How does Gemini process videos?
The Gemini documentation is clear:
The File API service extracts image frames from videos at 1 frame per second (FPS) and audio at 1Kbps, single channel, adding timestamps every second. These rates are subject to change in the future for improvements in inference.
Note: The details of fast action sequences may be lost at the 1 FPS frame sampling rate. Consider slowing down high-speed clips for improved inference quality.
Individual frames are 258 tokens, and audio is 32 tokens per second. With metadata, each second of video becomes ~300 tokens, which means a 1M context window can fit slightly less than an hour of video.

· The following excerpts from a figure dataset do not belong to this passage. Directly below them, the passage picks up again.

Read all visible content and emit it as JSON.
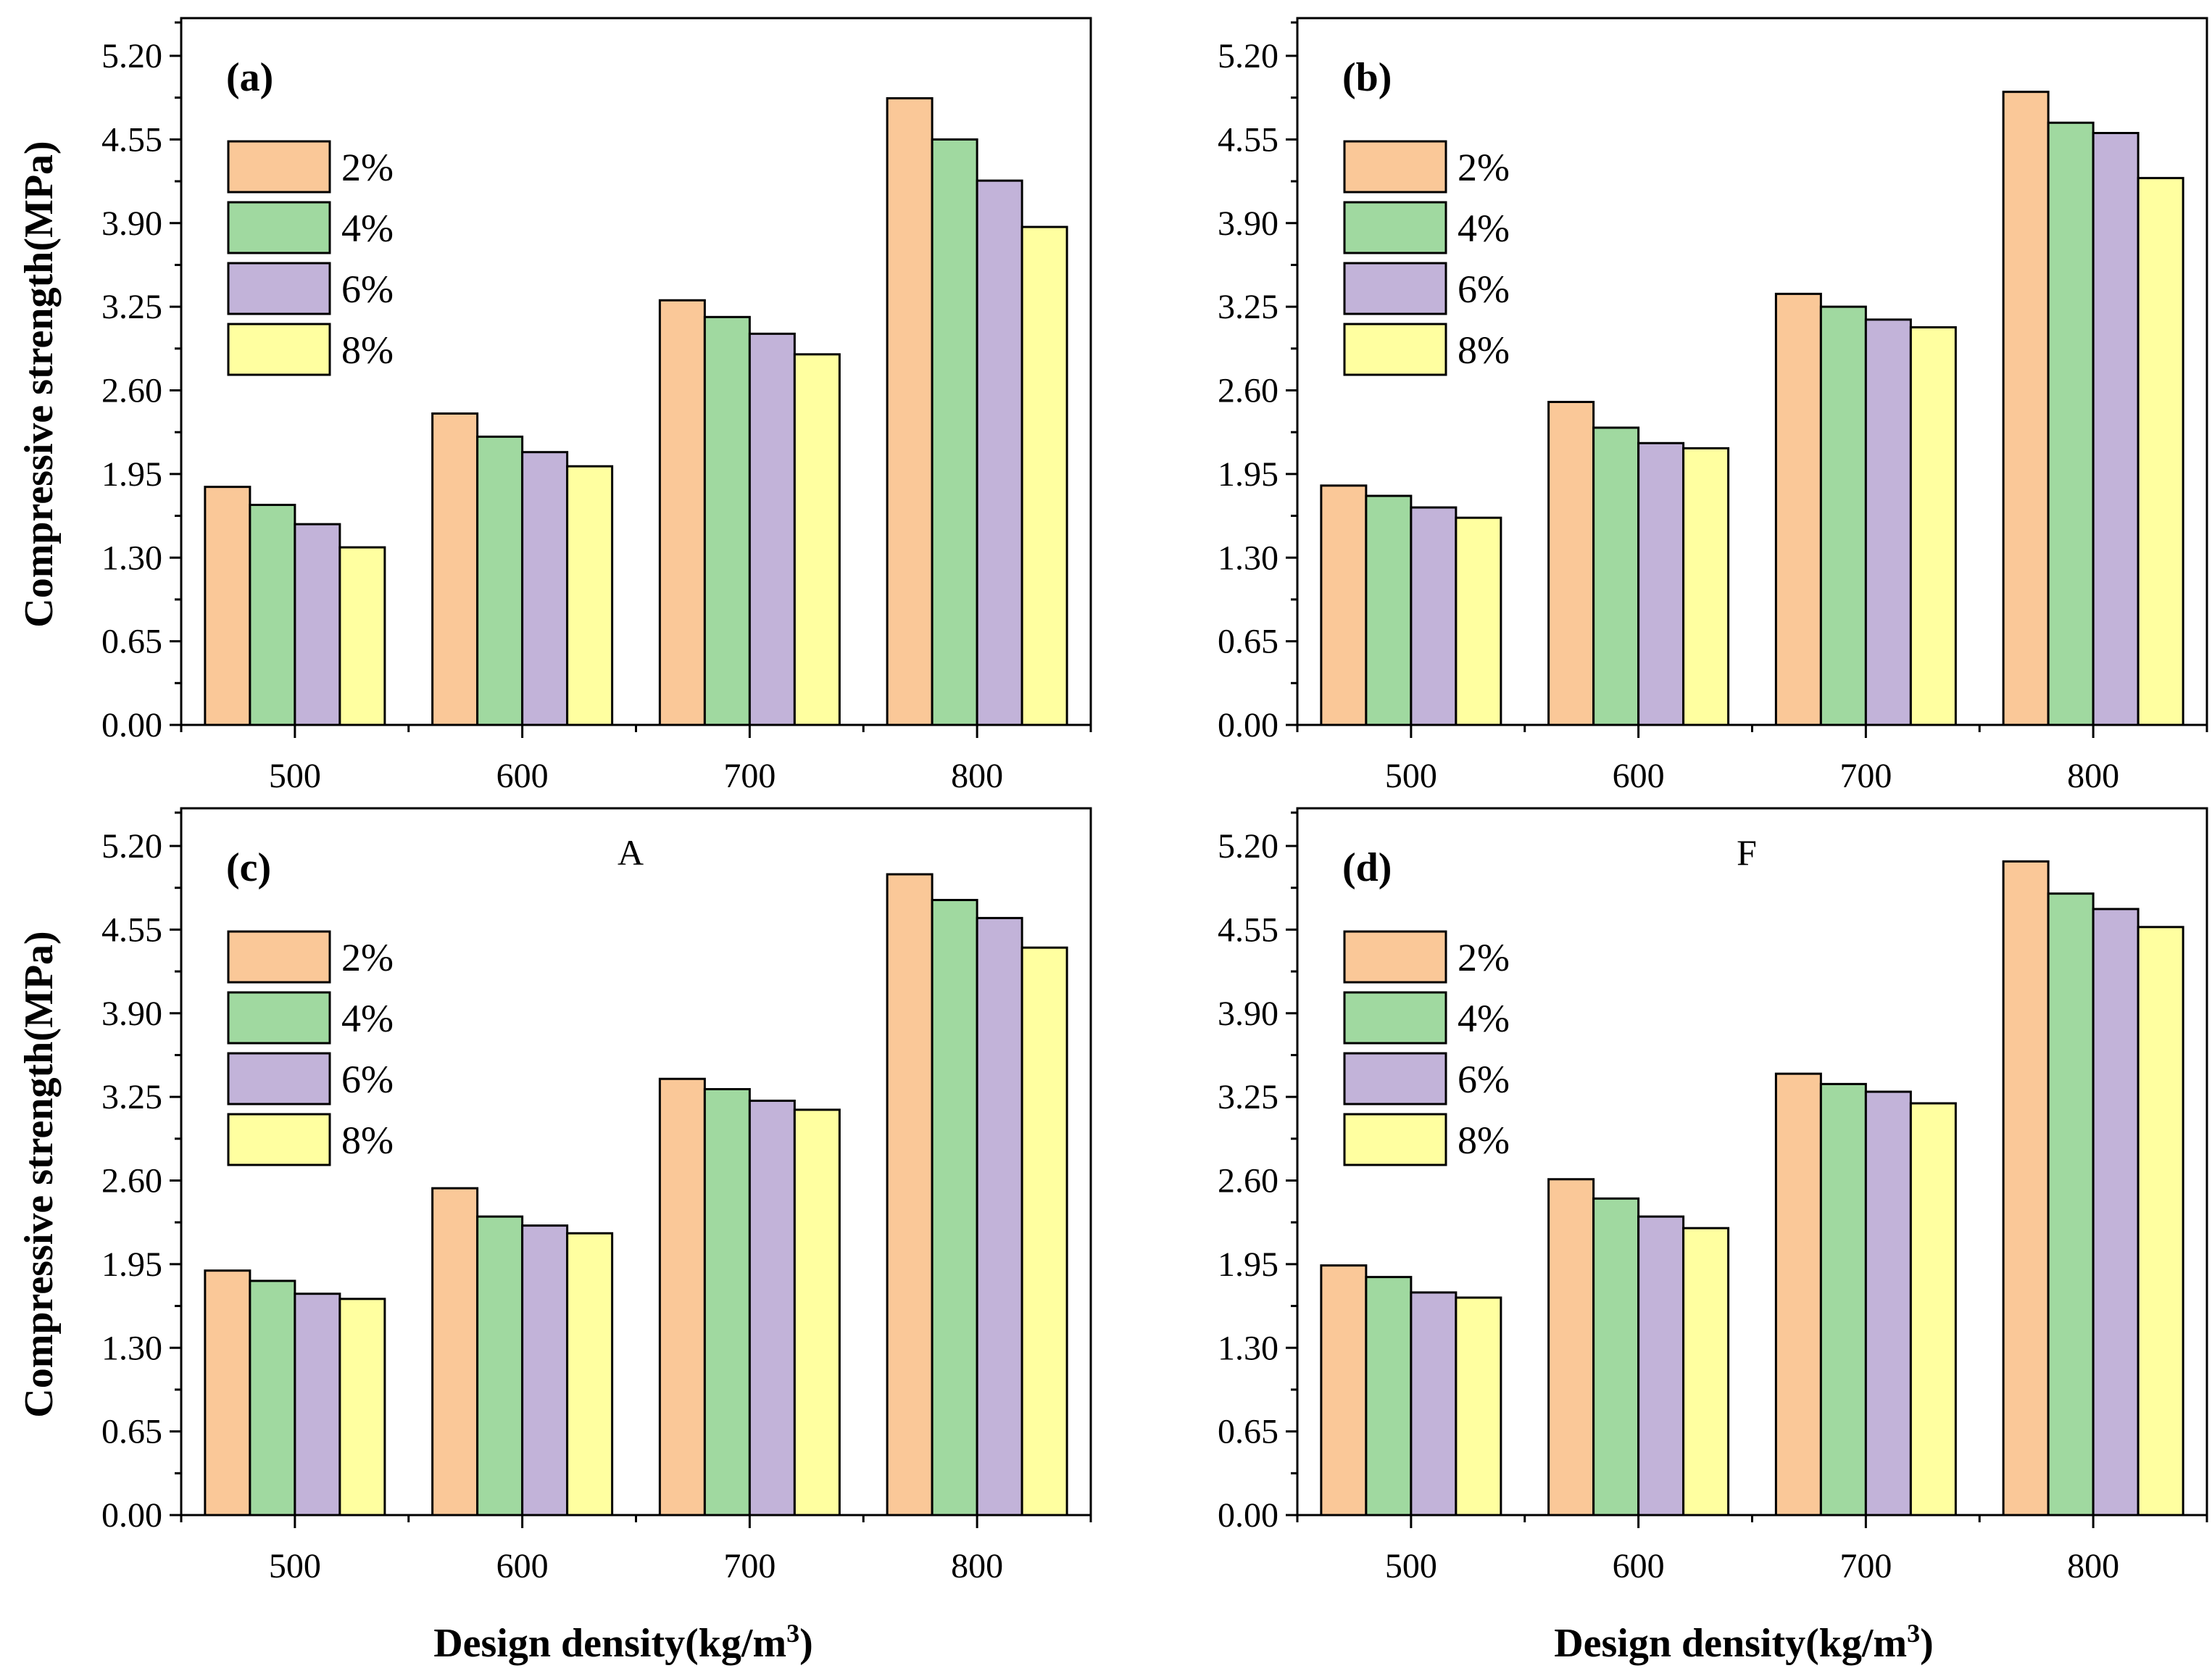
{
  "figure": {
    "x_axis_title_main": "Design density(kg/m",
    "x_axis_title_sup": "3",
    "x_axis_title_close": ")",
    "y_axis_title": "Compressive strength(MPa)"
  },
  "colors": {
    "2%": "#FAC898",
    "4%": "#A0D9A0",
    "6%": "#C2B3D9",
    "8%": "#FFFFA0",
    "frame": "#000000"
  },
  "chart_data": [
    {
      "type": "bar",
      "panel_label": "(a)",
      "annotation": "",
      "categories": [
        "500",
        "600",
        "700",
        "800"
      ],
      "ylim": [
        0,
        5.2
      ],
      "yticks": [
        "0.00",
        "0.65",
        "1.30",
        "1.95",
        "2.60",
        "3.25",
        "3.90",
        "4.55",
        "5.20"
      ],
      "legend": "top-left",
      "series": [
        {
          "name": "2%",
          "values": [
            1.85,
            2.42,
            3.3,
            4.87
          ]
        },
        {
          "name": "4%",
          "values": [
            1.71,
            2.24,
            3.17,
            4.55
          ]
        },
        {
          "name": "6%",
          "values": [
            1.56,
            2.12,
            3.04,
            4.23
          ]
        },
        {
          "name": "8%",
          "values": [
            1.38,
            2.01,
            2.88,
            3.87
          ]
        }
      ]
    },
    {
      "type": "bar",
      "panel_label": "(b)",
      "annotation": "",
      "categories": [
        "500",
        "600",
        "700",
        "800"
      ],
      "ylim": [
        0,
        5.2
      ],
      "yticks": [
        "0.00",
        "0.65",
        "1.30",
        "1.95",
        "2.60",
        "3.25",
        "3.90",
        "4.55",
        "5.20"
      ],
      "legend": "top-left",
      "series": [
        {
          "name": "2%",
          "values": [
            1.86,
            2.51,
            3.35,
            4.92
          ]
        },
        {
          "name": "4%",
          "values": [
            1.78,
            2.31,
            3.25,
            4.68
          ]
        },
        {
          "name": "6%",
          "values": [
            1.69,
            2.19,
            3.15,
            4.6
          ]
        },
        {
          "name": "8%",
          "values": [
            1.61,
            2.15,
            3.09,
            4.25
          ]
        }
      ]
    },
    {
      "type": "bar",
      "panel_label": "(c)",
      "annotation": "A",
      "categories": [
        "500",
        "600",
        "700",
        "800"
      ],
      "ylim": [
        0,
        5.2
      ],
      "yticks": [
        "0.00",
        "0.65",
        "1.30",
        "1.95",
        "2.60",
        "3.25",
        "3.90",
        "4.55",
        "5.20"
      ],
      "legend": "top-left",
      "series": [
        {
          "name": "2%",
          "values": [
            1.9,
            2.54,
            3.39,
            4.98
          ]
        },
        {
          "name": "4%",
          "values": [
            1.82,
            2.32,
            3.31,
            4.78
          ]
        },
        {
          "name": "6%",
          "values": [
            1.72,
            2.25,
            3.22,
            4.64
          ]
        },
        {
          "name": "8%",
          "values": [
            1.68,
            2.19,
            3.15,
            4.41
          ]
        }
      ]
    },
    {
      "type": "bar",
      "panel_label": "(d)",
      "annotation": "F",
      "categories": [
        "500",
        "600",
        "700",
        "800"
      ],
      "ylim": [
        0,
        5.2
      ],
      "yticks": [
        "0.00",
        "0.65",
        "1.30",
        "1.95",
        "2.60",
        "3.25",
        "3.90",
        "4.55",
        "5.20"
      ],
      "legend": "top-left",
      "series": [
        {
          "name": "2%",
          "values": [
            1.94,
            2.61,
            3.43,
            5.08
          ]
        },
        {
          "name": "4%",
          "values": [
            1.85,
            2.46,
            3.35,
            4.83
          ]
        },
        {
          "name": "6%",
          "values": [
            1.73,
            2.32,
            3.29,
            4.71
          ]
        },
        {
          "name": "8%",
          "values": [
            1.69,
            2.23,
            3.2,
            4.57
          ]
        }
      ]
    }
  ]
}
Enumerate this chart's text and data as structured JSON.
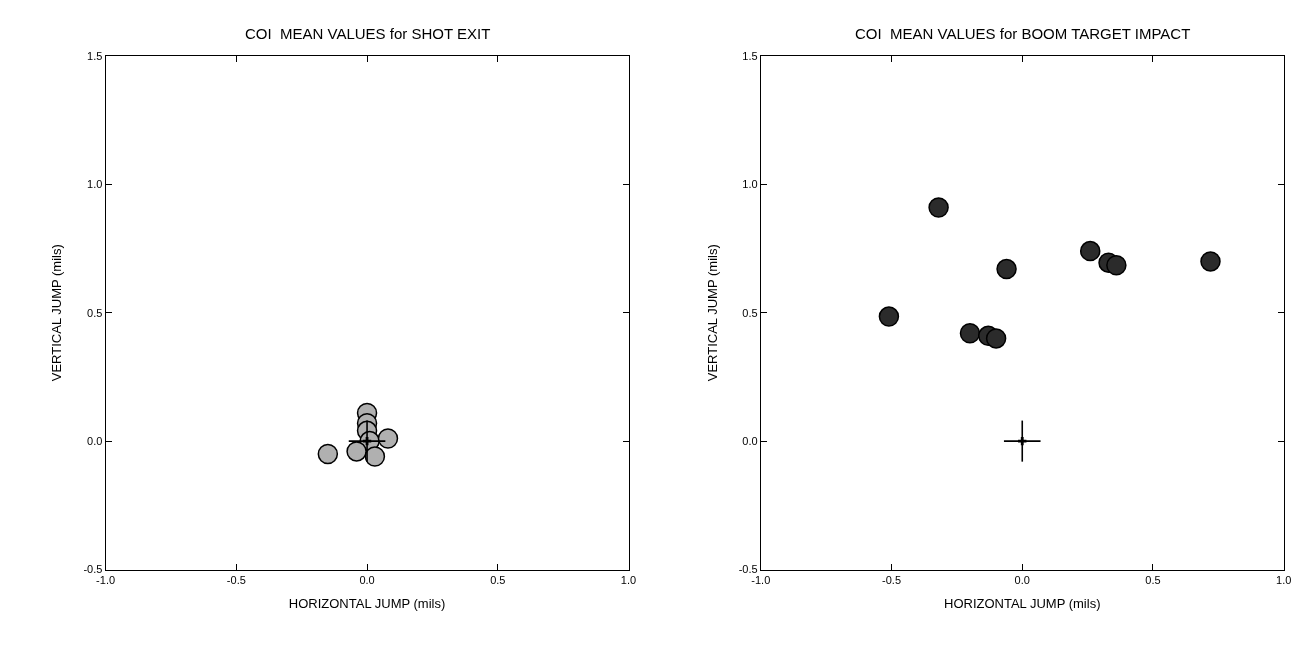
{
  "chart_data": [
    {
      "type": "scatter",
      "title": "COI  MEAN VALUES for SHOT EXIT",
      "xlabel": "HORIZONTAL JUMP (mils)",
      "ylabel": "VERTICAL JUMP (mils)",
      "xlim": [
        -1.0,
        1.0
      ],
      "ylim": [
        -0.5,
        1.5
      ],
      "xticks": [
        {
          "value": -1,
          "label": "-1.0"
        },
        {
          "value": -0.5,
          "label": "-0.5"
        },
        {
          "value": 0,
          "label": "0.0"
        },
        {
          "value": 0.5,
          "label": "0.5"
        },
        {
          "value": 1,
          "label": "1.0"
        }
      ],
      "yticks": [
        {
          "value": -0.5,
          "label": "-0.5"
        },
        {
          "value": 0,
          "label": "0.0"
        },
        {
          "value": 0.5,
          "label": "0.5"
        },
        {
          "value": 1,
          "label": "1.0"
        },
        {
          "value": 1.5,
          "label": "1.5"
        }
      ],
      "marker": "circle",
      "series": [
        {
          "color": "#b0b0b0",
          "x": [
            -0.15,
            0.0,
            0.0,
            0.0,
            0.01,
            0.08,
            -0.04,
            0.03
          ],
          "values": [
            -0.05,
            0.11,
            0.07,
            0.04,
            0.0,
            0.01,
            -0.04,
            -0.06
          ]
        },
        {
          "color": "#000000",
          "marker": "cross",
          "x": [
            0.0
          ],
          "values": [
            0.0
          ],
          "errors": [
            0.08
          ],
          "xerrors": [
            0.07
          ]
        }
      ]
    },
    {
      "type": "scatter",
      "title": "COI  MEAN VALUES for BOOM TARGET IMPACT",
      "xlabel": "HORIZONTAL JUMP (mils)",
      "ylabel": "VERTICAL JUMP (mils)",
      "xlim": [
        -1.0,
        1.0
      ],
      "ylim": [
        -0.5,
        1.5
      ],
      "xticks": [
        {
          "value": -1,
          "label": "-1.0"
        },
        {
          "value": -0.5,
          "label": "-0.5"
        },
        {
          "value": 0,
          "label": "0.0"
        },
        {
          "value": 0.5,
          "label": "0.5"
        },
        {
          "value": 1,
          "label": "1.0"
        }
      ],
      "yticks": [
        {
          "value": -0.5,
          "label": "-0.5"
        },
        {
          "value": 0,
          "label": "0.0"
        },
        {
          "value": 0.5,
          "label": "0.5"
        },
        {
          "value": 1,
          "label": "1.0"
        },
        {
          "value": 1.5,
          "label": "1.5"
        }
      ],
      "marker": "circle",
      "series": [
        {
          "color": "#2b2b2b",
          "x": [
            -0.32,
            -0.51,
            -0.2,
            -0.13,
            -0.1,
            -0.06,
            0.26,
            0.33,
            0.36,
            0.72
          ],
          "values": [
            0.91,
            0.485,
            0.42,
            0.41,
            0.4,
            0.67,
            0.74,
            0.695,
            0.685,
            0.7
          ]
        },
        {
          "color": "#000000",
          "marker": "cross",
          "x": [
            0.0
          ],
          "values": [
            0.0
          ],
          "errors": [
            0.08
          ],
          "xerrors": [
            0.07
          ]
        }
      ]
    }
  ]
}
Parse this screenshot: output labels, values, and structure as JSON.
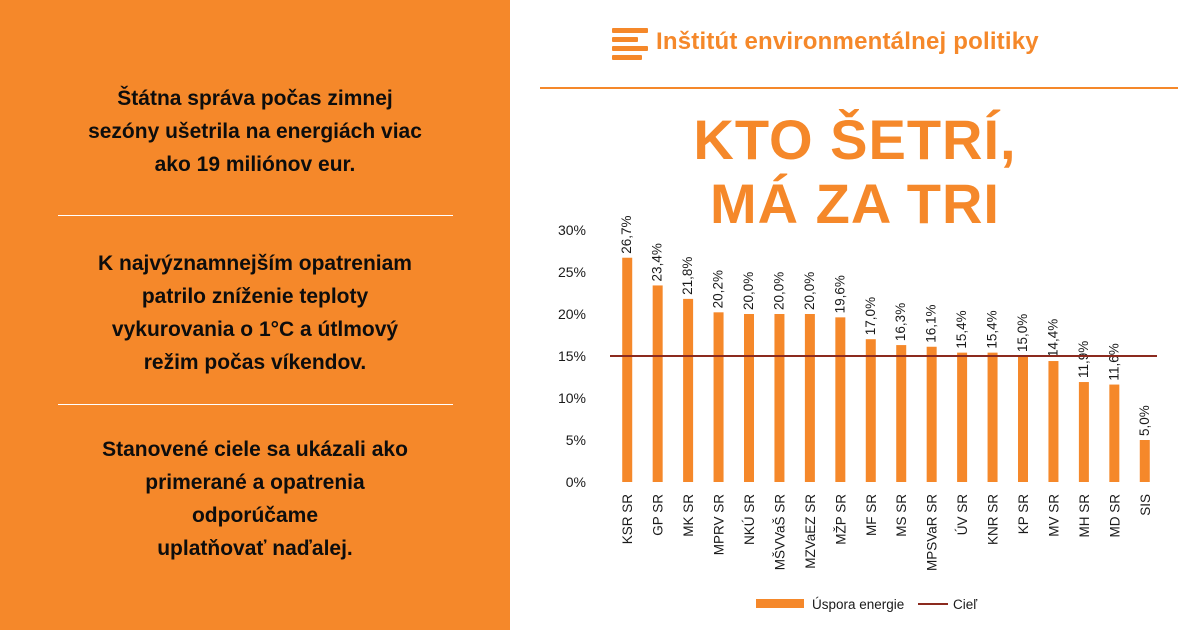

To ask questions about time-stamped locations, use the format MM:SS, where the first two digits represent minutes and the last two digits represent seconds.
But on this ThursdAI episode: Oct 17 – Robots, Rockets, and Multi Modal Mania…, at 1:00:50, Hrishi says
I don’t think it’s a series of images anymore because when I talk to the model and try to get some concept of what it’s perceiving, it’s no longer a series of images.
If that’s the case, it’s a huge change. So I tested it with this video.
This video has 20 numbers refreshing at 4 frames per second.
When I upload it to AI Studio, it takes 1,316 tokens. This is close enough to 258 tokens per image (no audio). So I’m partly convinced that Gemini still processing videos at 1 frame per second.
Then, I asked it to Extract all numbers in the video
using Gemini 1.5 Flash 002 as well as Gemini 1.5 Flash 8b. In both cases, the results were: 2018, 85, 47, 37, 38.
These are frames 2, 6, 10, 14, 18 (out of 20). So, clearly Gemini is still sampling at about 1 frame per second, starting somewhere between 0.25 or 0.5 seconds.